Twelve-year old gymnast Tinja (Siiri Solalinna) is frequently the subject of her mother’s (Sophia Heikkilä) vlog ‘Lovely Everyday Life,’ but one day, the perfect world mom has on display is upended by a disoriented raven whose attempts to find its way out of her living room leave a trail of broken glass.  Tinja, who’s wrapped the terrified bird in a cloth, is horrified when her mother wrings its neck.  Later, she will find the bird barely alive in the forest and while she puts it out of its misery, she takes the egg she finds alongside it home, keeping it warm in the bowels of a pink teddy bear.  All of the outsized expectations and insecurities weighing upon Tinja feed the id of what she’s “Hatching.”


Laura's Review: B+

Director Hanna Bergholm makes her feature debut symbolizing puberty’s challenges exacerbated by a domineering, perfectionist mom in a Finnish fairy tale straight out of Grimm.  Writer Ilja Rautsi (of such shorts as "Helsinki Mansplaining Massacre" and "Night of the Living Dicks") wittily associates such things as bulimia with a mother bird’s regurgitation of food for its young while offering a monstrous version of motherhood as good, protective example compared to the reality on display here.  Production designer Päivi Kettunen, whose pink and aqua color scheme boasts wallpaper splashed with garish roses, presents a feminine world with a dark underbelly, Tinja’s bedroom featuring a carved colored cupboard from which to escape mom’s glass encased nest.

Tinja’s entire existence revolves around an upcoming competition, one which her coach (Saija Lentonen) prepares her for with restraint while mom continually pushes, watching like a hawk.  We’re happy for the little girl when a girl her own age, Reetta (Ida Määttänen), moves in next door with her adorable dog, but when Reetta shows up in the gymnasium and proves a better gymnast we sense her days are numbered.  At home, Tinja’s cuckolded dad (Jani Volanen) is a kind but ineffective milquetoast and younger brother Matias (Oiva Ollila) is convinced she’s a monster.  Then Tinja returns home one day to find mom in a compromising position with handyman Tero (Reino Nordin), who will turn out to have a surprising influence on the course of events.

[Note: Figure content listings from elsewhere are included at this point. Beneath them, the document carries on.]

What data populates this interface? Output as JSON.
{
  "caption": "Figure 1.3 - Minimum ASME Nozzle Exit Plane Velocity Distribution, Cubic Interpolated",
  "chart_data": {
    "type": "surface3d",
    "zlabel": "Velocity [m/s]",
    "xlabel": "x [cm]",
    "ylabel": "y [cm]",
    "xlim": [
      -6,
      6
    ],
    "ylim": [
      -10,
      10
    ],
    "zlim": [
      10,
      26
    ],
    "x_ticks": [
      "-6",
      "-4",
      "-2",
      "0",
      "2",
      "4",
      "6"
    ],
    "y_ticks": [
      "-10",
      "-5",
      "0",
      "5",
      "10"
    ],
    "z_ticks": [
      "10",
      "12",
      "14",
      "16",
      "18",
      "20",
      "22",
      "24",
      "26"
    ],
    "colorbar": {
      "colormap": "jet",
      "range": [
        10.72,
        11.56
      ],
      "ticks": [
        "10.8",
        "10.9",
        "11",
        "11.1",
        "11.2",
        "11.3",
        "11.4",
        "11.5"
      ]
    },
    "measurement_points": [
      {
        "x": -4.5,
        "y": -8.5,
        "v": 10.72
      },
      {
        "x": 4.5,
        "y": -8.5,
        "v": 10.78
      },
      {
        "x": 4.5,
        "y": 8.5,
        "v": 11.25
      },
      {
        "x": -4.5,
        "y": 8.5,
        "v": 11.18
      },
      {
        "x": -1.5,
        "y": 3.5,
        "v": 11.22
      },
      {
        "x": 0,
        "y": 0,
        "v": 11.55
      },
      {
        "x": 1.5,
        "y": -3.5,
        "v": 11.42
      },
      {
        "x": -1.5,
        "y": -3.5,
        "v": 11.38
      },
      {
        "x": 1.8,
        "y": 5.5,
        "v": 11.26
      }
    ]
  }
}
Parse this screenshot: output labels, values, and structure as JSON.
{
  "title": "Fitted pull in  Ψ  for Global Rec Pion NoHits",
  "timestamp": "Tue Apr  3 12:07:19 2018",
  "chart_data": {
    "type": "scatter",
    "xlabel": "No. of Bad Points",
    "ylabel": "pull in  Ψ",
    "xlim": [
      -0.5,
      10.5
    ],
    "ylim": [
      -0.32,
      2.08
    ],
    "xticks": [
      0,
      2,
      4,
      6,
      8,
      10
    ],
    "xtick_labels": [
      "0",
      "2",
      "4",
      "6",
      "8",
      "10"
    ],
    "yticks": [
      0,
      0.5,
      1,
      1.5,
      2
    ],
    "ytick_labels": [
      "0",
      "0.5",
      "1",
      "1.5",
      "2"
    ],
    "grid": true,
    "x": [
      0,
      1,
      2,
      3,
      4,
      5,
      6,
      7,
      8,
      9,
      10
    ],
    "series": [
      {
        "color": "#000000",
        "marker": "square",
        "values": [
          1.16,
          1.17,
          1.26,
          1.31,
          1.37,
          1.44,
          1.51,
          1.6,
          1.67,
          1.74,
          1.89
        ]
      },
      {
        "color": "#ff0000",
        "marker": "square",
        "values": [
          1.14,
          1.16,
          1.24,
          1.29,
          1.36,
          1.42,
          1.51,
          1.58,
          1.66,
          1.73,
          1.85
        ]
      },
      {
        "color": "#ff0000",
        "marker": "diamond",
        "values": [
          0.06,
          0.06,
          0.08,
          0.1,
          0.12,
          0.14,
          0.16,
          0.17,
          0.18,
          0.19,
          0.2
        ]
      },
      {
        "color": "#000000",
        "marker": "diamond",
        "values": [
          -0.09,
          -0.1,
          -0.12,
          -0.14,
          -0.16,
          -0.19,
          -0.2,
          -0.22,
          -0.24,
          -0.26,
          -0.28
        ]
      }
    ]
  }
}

If at first you find the giant animatronic puppet which emerges from Tinja’s ever-growing egg a bit silly, stay with it as “Hatching” goes to some unexpected, even moving, places.  It is an assured debut which is more complex than its premise might suggest.



Robin's Review: B-


IFC Midnight releases "Hatching" in theaters on 4/29/22 and everywhere you watch movies on 5/17/22.